With what possibilities to break them down best into individual layers and what’s really to expect at this time.

ctreitzell · August 4, 2025, 1:09pm

well, and I’m not spending much time on music, I did spend the past weekend getting to know SL12 and unmixed quite a bit of music
stereo mixdowns of:
(all original music, mostly produced homebrew by me/ my friends)
3pc (prog) rock band (vox/bass/egtr/ drums)
4pc (prog) rock band (vox/bass/ 2 egtr/ drums)
multitrack original pop rock songs (8track)
3pc live recorded to DAT with PZM mics (roland octapad/gtr/cello or bass)

I’ve never even tried unmixing a master or mix by someone else

aaaaand there are a lot of options for unmix starting points, so I don’t foresee a concrete recipe for unmixing at this time. A great deal of time and effort would be required to arrive at some form of repeatable workflow.

With the NR of on location interviews and “multi” mic audio editing is pretty straightforward.

What we really need for unmixing is a software which asks the editor what the sounds are that the unmix software is attempting to process

Crotchety · August 6, 2025, 5:42pm

You should definitely try. Success depends on the quality of the engineering so it’s a useful indicator of how us amateurs are doing!

For an unmixing workflow I’ve hit on starting with Vocal/Drums/Bass: the algorithms do a pretty good job due to their distinctiveness (but it’s also worth setting all the options in UnmixSong, just to see what it makes of it). This leaves Other containing a mish-mash of instruments fighting for the same space and why specific training becomes necessary.

I envisage building a library of presets of ‘trained’ instruments that can be shared between users and even built upon. But, like I said, I’ve no idea how to get to the point where there’s something to post.

ctreitzell · August 6, 2025, 10:08pm

it’s not always just other with a mash up…my elect guitar often can be found in the vocal layer

As far as me unmixing a popular song…I have so much of my own material mixed down to stereo or recorded directly to stereo that need various things…like rebalancing…and NR…I can certainly see the point of trying a mass produced piece as an exercise

ctreitzell · August 9, 2025, 1:09pm

OK, looking over some unmixing of music I have been doing with SL12 over the past week, something that really stands out to me is the tech just isn’t there yet

Case in point is this section in one of my previous band’s recordings. This screenshot is essentially a solo bass part. Drums have been muted here and guitar is green (as the layer layers panel says).

granted this is a big gliss of an octave on an electric fretless bass…so, yeah, I want SL to ask me if these are different instrument components across layers or if it is one instrument. I realize I can manually merge, but that’s not really what we are talking about here

I haven’t tried Unmix Instrument for this particular bass part…I probably should

If you want to hear the song it is here:

Crotchety · August 9, 2025, 4:54pm

I had a listen to that bit you mention and tbh the bass isn’t particularly bass-like at that point. Looking at the spectrum, it might be the style (the gliss) that’s throwing the algorithm off. It seems to be handling the more conventionally-played notes.

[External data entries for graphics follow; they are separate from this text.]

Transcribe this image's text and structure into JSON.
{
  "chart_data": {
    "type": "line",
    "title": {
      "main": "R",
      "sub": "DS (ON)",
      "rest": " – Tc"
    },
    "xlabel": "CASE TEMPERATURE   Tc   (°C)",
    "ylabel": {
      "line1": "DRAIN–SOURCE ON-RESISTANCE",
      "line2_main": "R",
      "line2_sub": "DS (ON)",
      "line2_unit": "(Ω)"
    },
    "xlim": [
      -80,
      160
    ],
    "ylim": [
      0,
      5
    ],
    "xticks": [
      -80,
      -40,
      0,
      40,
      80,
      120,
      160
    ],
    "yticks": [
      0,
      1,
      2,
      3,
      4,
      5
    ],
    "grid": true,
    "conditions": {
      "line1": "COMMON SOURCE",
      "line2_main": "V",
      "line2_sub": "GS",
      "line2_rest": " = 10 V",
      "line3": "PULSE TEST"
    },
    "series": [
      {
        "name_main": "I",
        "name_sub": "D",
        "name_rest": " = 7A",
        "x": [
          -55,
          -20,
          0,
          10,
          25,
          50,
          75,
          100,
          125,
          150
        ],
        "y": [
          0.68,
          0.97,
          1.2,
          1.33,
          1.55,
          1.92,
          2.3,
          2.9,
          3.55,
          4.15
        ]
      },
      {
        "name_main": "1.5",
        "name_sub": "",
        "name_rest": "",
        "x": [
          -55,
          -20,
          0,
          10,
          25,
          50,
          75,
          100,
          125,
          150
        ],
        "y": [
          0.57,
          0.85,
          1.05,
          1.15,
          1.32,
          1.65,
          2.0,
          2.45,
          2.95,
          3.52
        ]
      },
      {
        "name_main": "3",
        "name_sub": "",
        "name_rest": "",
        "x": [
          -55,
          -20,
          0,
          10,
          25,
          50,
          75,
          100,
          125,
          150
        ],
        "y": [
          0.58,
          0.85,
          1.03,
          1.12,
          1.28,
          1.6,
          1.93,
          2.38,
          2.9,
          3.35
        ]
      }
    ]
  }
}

ctreitzell · August 9, 2025, 5:59pm

really? isn’t it though?…and SL12 does find some of these glisses as bass in busier sections

granted this guy is by far the best bass player I have known in my entire life…and that’s all bass right there

that’s why we do need to be looking at a future functionality that asks for timbre confirmation by the user and then learns from the responses…which is the point of this thread

again, I’m not complaining, just discussing findings

Joey_Kapish · August 10, 2025, 6:29pm

The tech is indeed there but the approach to this problem is being solved the wrong way. I tried to help the main developer as much as possible and I already knew (beforehand) that this was going to end up turning into a never-ending feature improvement where the developer ends up chasing down every instrument to train data on in order to implement it into spectralayers.

Crotchety · August 11, 2025, 2:53pm

What does that involve exactly? Is it something we can do at our end?